Selflessness. The schemes of the devil had certain times appointed for certain things in my life, which is a very “me-centered” way of living and limits my focus on serving Christ, which often involves His opening the doors to helping others’ souls through His Spirit, and if I am “unable” to spend time with others because I’m numb to His conviction and under a “pseudo-law…” wow. This isn’t life.
Writing. Writing is a gift and passion I believe He has given me for His purposes, and I used to write all the time and spontaneously and as I felt inspired. Since understanding and anguishing over the strict and laughable lifestyle Satan wanted me in, I naturally write again, all the time.

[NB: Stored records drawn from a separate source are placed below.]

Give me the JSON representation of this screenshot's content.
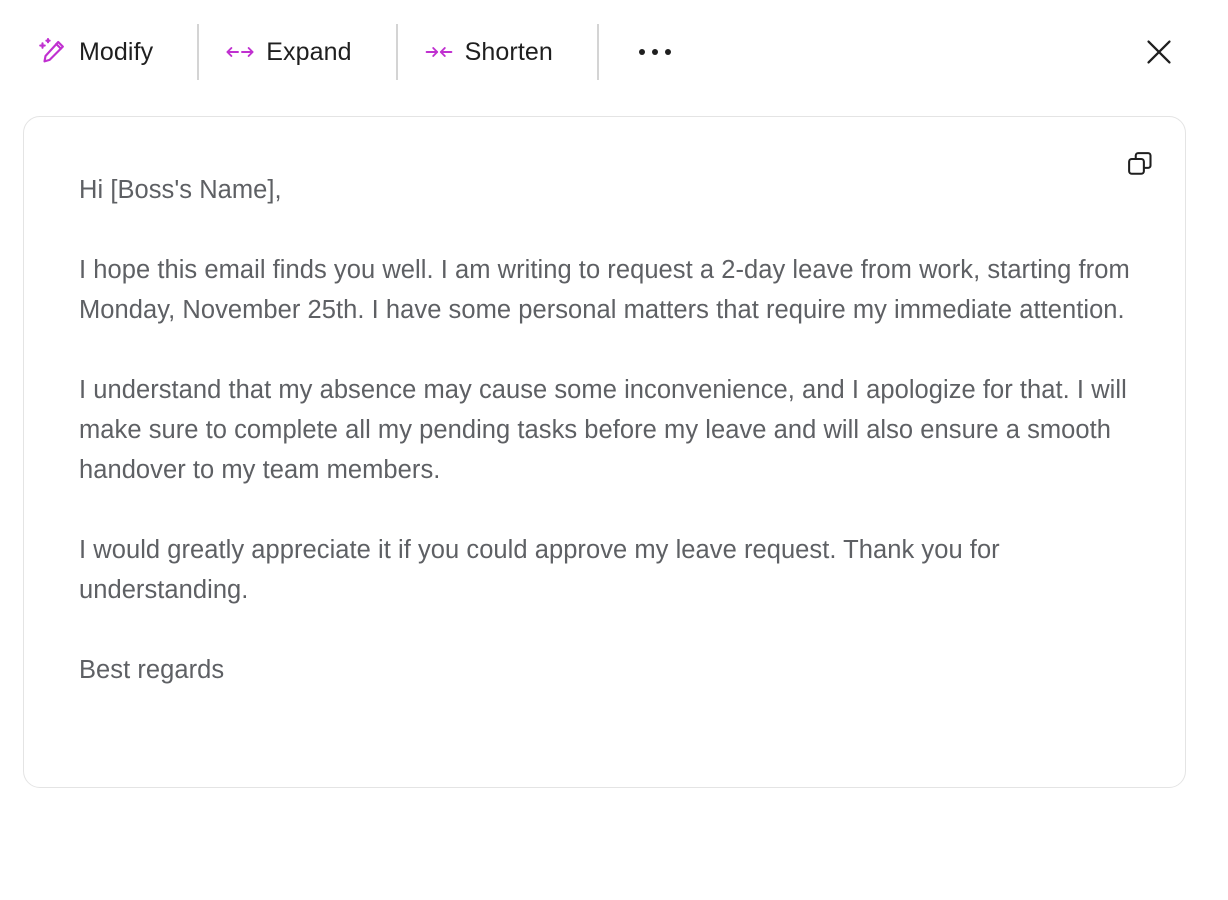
{
  "toolbar": {
    "buttons": [
      {
        "id": "modify",
        "label": "Modify",
        "icon": "magic-wand-pencil-icon"
      },
      {
        "id": "expand",
        "label": "Expand",
        "icon": "arrows-expand-icon"
      },
      {
        "id": "shorten",
        "label": "Shorten",
        "icon": "arrows-shorten-icon"
      }
    ],
    "more_label": "···",
    "more_icon": "more-horizontal-icon",
    "close_icon": "close-icon"
  },
  "card": {
    "copy_icon": "copy-icon",
    "paragraphs": [
      "Hi [Boss's Name],",
      "I hope this email finds you well. I am writing to request a 2-day leave from work, starting from Monday, November 25th. I have some personal matters that require my immediate attention.",
      "I understand that my absence may cause some inconvenience, and I apologize for that. I will make sure to complete all my pending tasks before my leave and will also ensure a smooth handover to my team members.",
      "I would greatly appreciate it if you could approve my leave request. Thank you for understanding.",
      "Best regards"
    ]
  },
  "colors": {
    "accent_purple": "#c030d0",
    "body_text": "#5e6064",
    "label_text": "#1f1f1f",
    "card_border": "#e4e4e4",
    "divider": "#d4d4d4",
    "background": "#ffffff"
  }
}
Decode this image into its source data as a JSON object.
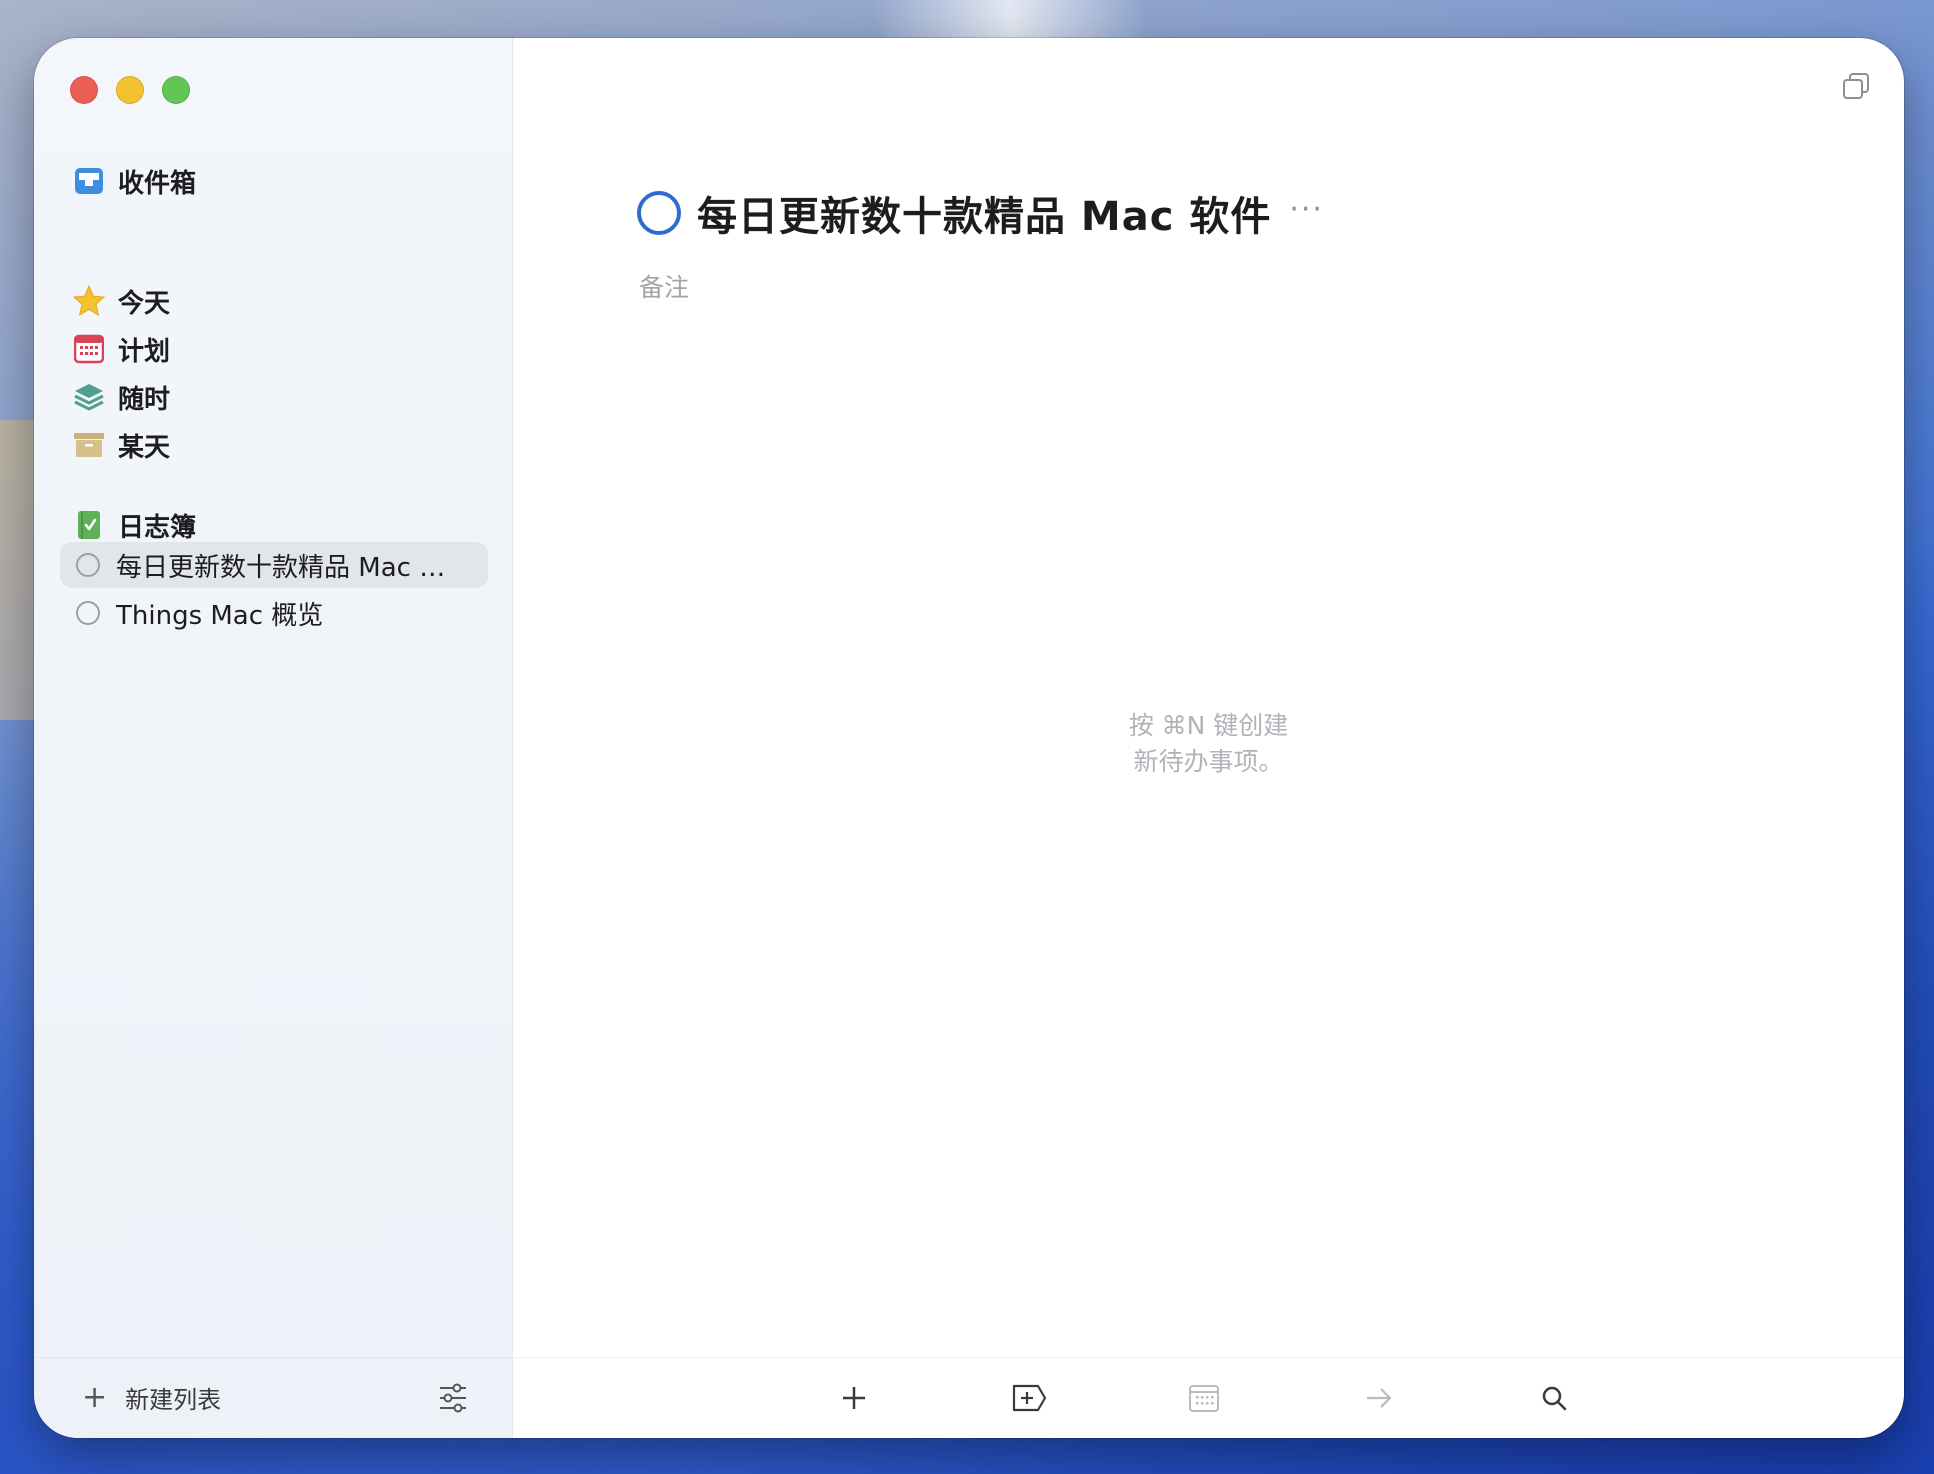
{
  "sidebar": {
    "inbox": {
      "label": "收件箱",
      "icon": "inbox-icon"
    },
    "smart_lists": [
      {
        "label": "今天",
        "icon": "star-icon"
      },
      {
        "label": "计划",
        "icon": "calendar-icon"
      },
      {
        "label": "随时",
        "icon": "layers-icon"
      },
      {
        "label": "某天",
        "icon": "archive-box-icon"
      }
    ],
    "logbook": {
      "label": "日志簿",
      "icon": "logbook-icon"
    },
    "projects": [
      {
        "label": "每日更新数十款精品 Mac 软件",
        "selected": true
      },
      {
        "label": "Things Mac 概览",
        "selected": false
      }
    ],
    "footer": {
      "new_list_label": "新建列表"
    }
  },
  "main": {
    "title": "每日更新数十款精品 Mac 软件",
    "more": "···",
    "notes_placeholder": "备注",
    "empty_hint_line1": "按 ⌘N 键创建",
    "empty_hint_line2": "新待办事项。"
  },
  "toolbar": {
    "buttons": [
      "add-todo",
      "add-heading",
      "when-date",
      "move",
      "search"
    ]
  },
  "colors": {
    "accent": "#2f6bd1",
    "inbox": "#3f8de0",
    "today_star": "#f4c131",
    "calendar": "#d9435a",
    "anytime": "#4f9e8e",
    "someday": "#c9b27a",
    "logbook": "#5fb157"
  }
}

Cooking. Can’t even explain how much fun cooking is again. Finally. Just dashes of things, Tasting as I go till I get the right tastes, discovering my palate and hungry tummy.
Dancing. I dance joyfully, for real– in class, as a teacher, and just around the house. It just flows out of me– *He just flows out of me.
Future. What I thought was the image of a good future is now very vivid gifts of images of a truly Spirit-serving future… but the future is not my focus. He is making my focus presence and love for Him.
Resting. He calls us to different seasons, and just over a month ago He spoke a very clear Word into my life that I needed to rest. Because I lacked the understanding His Spirit in the rest area of life, this was not easy for me– but obedience to conviction is ALWAYS amazingly fruitful. How could we ever be silly enough to think otherwise?
Constant Awareness of Him. He makes me aware of sin as I pray. He fills me with anguish; joy; the words; laughs; visions; love. I just want to be with Him.